Die wirksamste Gegenmaßnahme ist unspektakulär: konsequenter Einkauf über Franchise-Distribution mit durchgängiger Herstellerrückverfolgbarkeit. Lässt sich ein Graumarktkauf in der Not nicht vermeiden, gehören unabhängige Prüfberichte nach anerkannten Standards wie AS6081 zur Mindestbedingung und die betroffene Charge bleibt bis zum Prüfergebnis gesperrt. Ebenso zur Sorgfalt gehört die Dokumentation: Herstellerbezeichnung, Date- und Lot-Codes sowie Konformitätsbescheinigungen jeder Lieferung müssen so erfasst sein, dass sich Jahre später noch beantworten lässt, welche Charge in welchem Gerät steckt.

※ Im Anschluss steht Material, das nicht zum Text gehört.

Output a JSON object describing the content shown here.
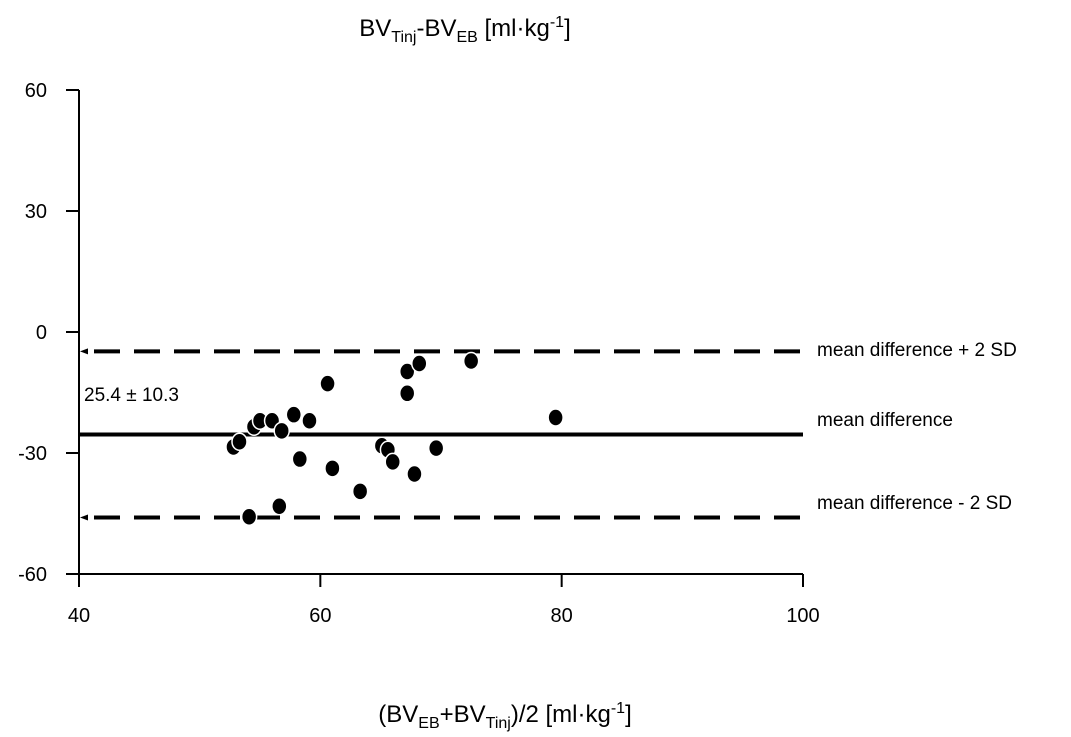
{
  "chart_data": {
    "type": "scatter",
    "title": {
      "parts": [
        {
          "text": "BV",
          "sub": false
        },
        {
          "text": "Tinj",
          "sub": true
        },
        {
          "text": "-BV",
          "sub": false
        },
        {
          "text": "EB",
          "sub": true
        },
        {
          "text": " [ml·kg",
          "sub": false
        },
        {
          "text": "-1",
          "sup": true
        },
        {
          "text": "]",
          "sub": false
        }
      ]
    },
    "xlabel": {
      "parts": [
        {
          "text": "(BV",
          "sub": false
        },
        {
          "text": "EB",
          "sub": true
        },
        {
          "text": "+BV",
          "sub": false
        },
        {
          "text": "Tinj",
          "sub": true
        },
        {
          "text": ")/2 [ml·kg",
          "sub": false
        },
        {
          "text": "-1",
          "sup": true
        },
        {
          "text": "]",
          "sub": false
        }
      ]
    },
    "xlim": [
      40,
      100
    ],
    "ylim": [
      -60,
      60
    ],
    "xticks": [
      40,
      60,
      80,
      100
    ],
    "yticks": [
      60,
      30,
      0,
      -30,
      -60
    ],
    "grid": false,
    "points": [
      {
        "x": 52.8,
        "y": -28.5
      },
      {
        "x": 53.3,
        "y": -27.2
      },
      {
        "x": 54.5,
        "y": -23.5
      },
      {
        "x": 55.0,
        "y": -22.0
      },
      {
        "x": 56.0,
        "y": -22.0
      },
      {
        "x": 56.8,
        "y": -24.5
      },
      {
        "x": 57.8,
        "y": -20.5
      },
      {
        "x": 58.3,
        "y": -31.5
      },
      {
        "x": 59.1,
        "y": -22.0
      },
      {
        "x": 60.6,
        "y": -12.8
      },
      {
        "x": 61.0,
        "y": -33.8
      },
      {
        "x": 63.3,
        "y": -39.5
      },
      {
        "x": 65.1,
        "y": -28.2
      },
      {
        "x": 65.6,
        "y": -29.2
      },
      {
        "x": 66.0,
        "y": -32.2
      },
      {
        "x": 67.2,
        "y": -9.8
      },
      {
        "x": 67.2,
        "y": -15.2
      },
      {
        "x": 67.8,
        "y": -35.2
      },
      {
        "x": 68.2,
        "y": -7.8
      },
      {
        "x": 69.6,
        "y": -28.8
      },
      {
        "x": 72.5,
        "y": -7.2
      },
      {
        "x": 79.5,
        "y": -21.2
      },
      {
        "x": 54.1,
        "y": -45.8
      },
      {
        "x": 56.6,
        "y": -43.2
      }
    ],
    "mean_difference": -25.4,
    "upper_limit": -4.8,
    "lower_limit": -46.0,
    "annotations": {
      "upper": "mean difference + 2 SD",
      "mean": "mean difference",
      "lower": "mean difference - 2 SD",
      "stat": "25.4 ± 10.3"
    }
  }
}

Lieferanten qualifizieren, nicht nur listen

Zwischen „Lieferant ist im System angelegt“ und „Lieferant ist qualifiziert“ liegt der Unterschied, der im Reklamationsfall zählt. Eine belastbare Lieferantenqualifizierung bewertet neben Preis und Liefertreue auch Änderungsmanagement, Kommunikationsverhalten bei Problemen und die Frage, wie der Lieferant selbst seine Vorlieferanten führt. In der Lieferkette Elektronik ist der Distributor selten die Quelle eines Qualitätsproblems, aber immer das Nadelöhr der Information: Ob eine Produktänderung des Herstellers den Kunden erreicht, entscheidet sich an dieser Schnittstelle.

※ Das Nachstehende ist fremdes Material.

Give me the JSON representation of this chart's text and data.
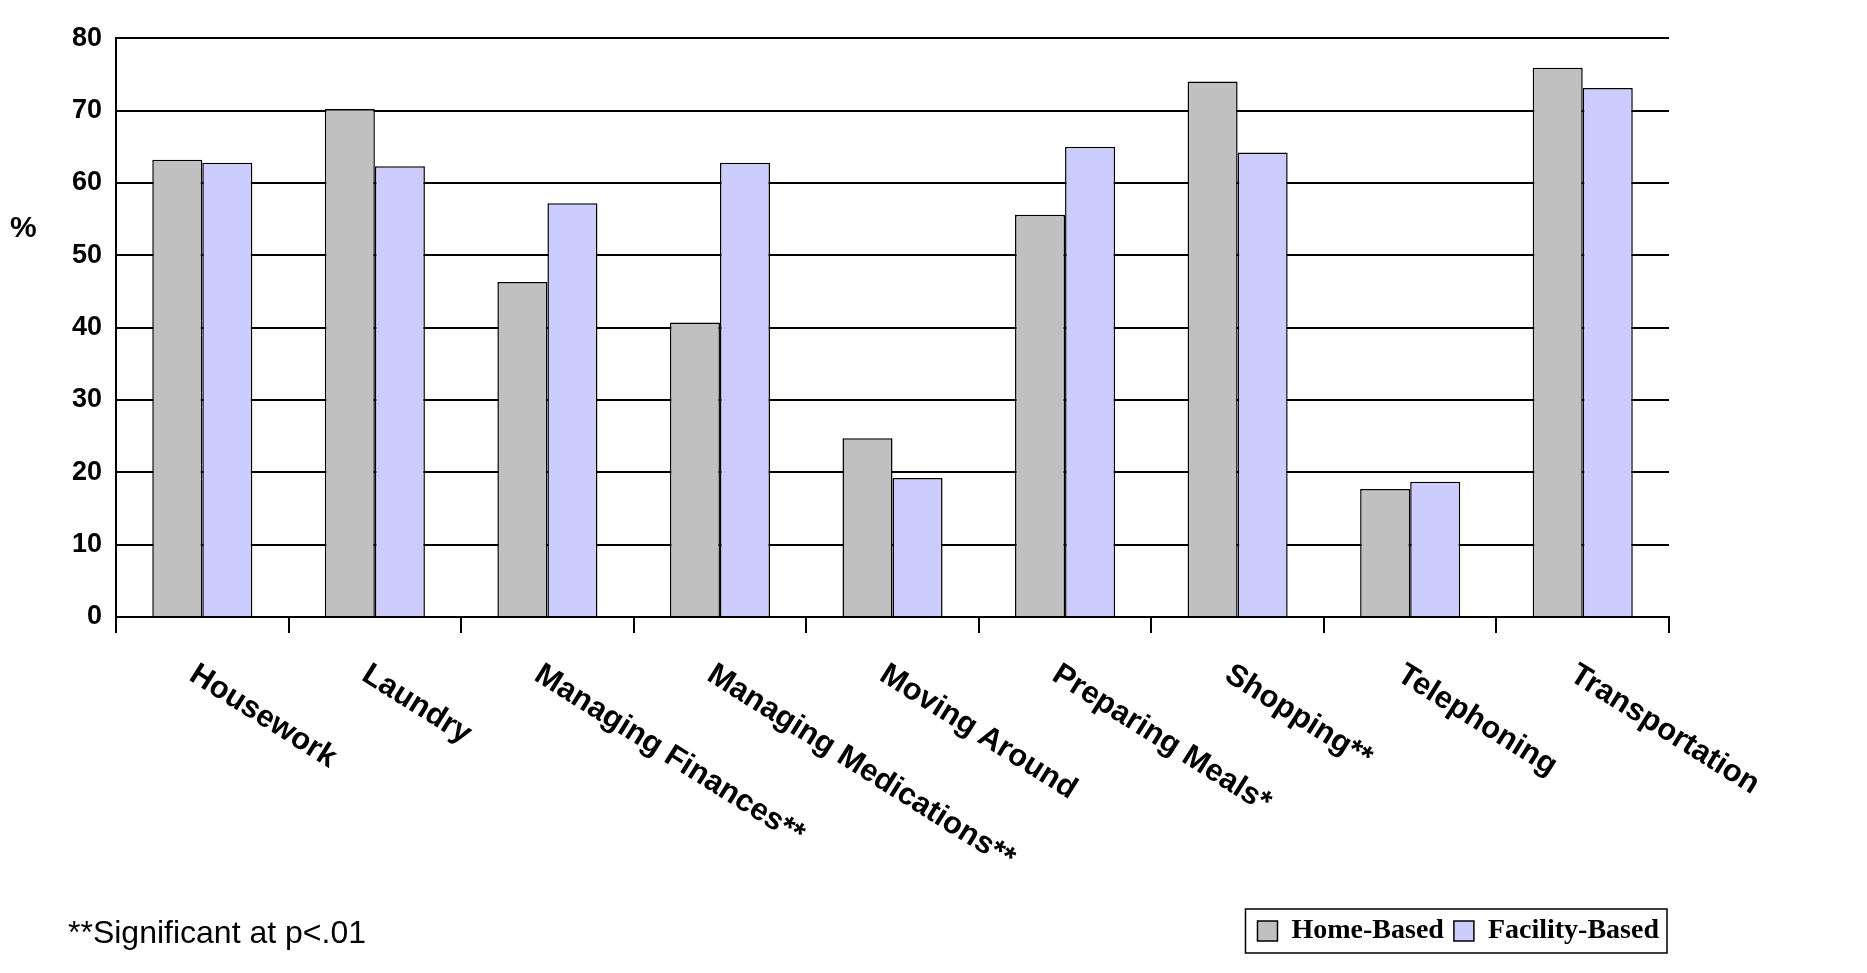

Der Zielkonflikt, der keiner sein muss

Bleibt das Dreieck aus Kosten, Verfügbarkeit und Qualität. Die reine Stückpreisoptimierung führt in der Elektronikfertigung regelmäßig zu Scheinersparnissen: Der drei Cent günstigere Kondensator aus ungeprüfter Quelle spart bei 10.000 Baugruppen 300 Euro ein einziger dadurch verursachter Linienstillstand oder Feldausfall verbrennt ein Vielfaches. Total Cost of Ownership heißt in der Komponentenbeschaffung, Versorgungssicherheit und Prüfaufwand mitzurechnen, nicht nur den Einstandspreis. Die Unternehmen, die durch die Allokationsjahre am glimpflichsten gekommen sind, waren selten die mit den härtesten Preisverhandlungen es waren die mit den besten Stücklisten, den gepflegtesten Lieferantenbeziehungen und den ehrlichsten Forecasts.

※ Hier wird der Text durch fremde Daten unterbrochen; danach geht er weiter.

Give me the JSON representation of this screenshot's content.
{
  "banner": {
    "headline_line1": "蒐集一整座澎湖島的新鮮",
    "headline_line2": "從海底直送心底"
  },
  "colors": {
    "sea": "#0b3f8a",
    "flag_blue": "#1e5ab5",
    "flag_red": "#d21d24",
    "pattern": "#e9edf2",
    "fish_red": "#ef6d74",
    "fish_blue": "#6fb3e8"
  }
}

Genau darin liegt die Antwort auf die Frage im Titel: Der Einkauf entscheidet heute über den Erfolg der Elektronikfertigung, weil Bestücken, Löten und Prüfen planbare Disziplinen geworden sind die Verfügbarkeit des Materials ist es nicht. Wer sie beherrschen will, muss Beschaffung als das behandeln, was sie geworden ist: keine kaufmännische Nebentätigkeit, sondern Ingenieursarbeit an der Stückliste, die am ersten Tag der Entwicklung beginnt.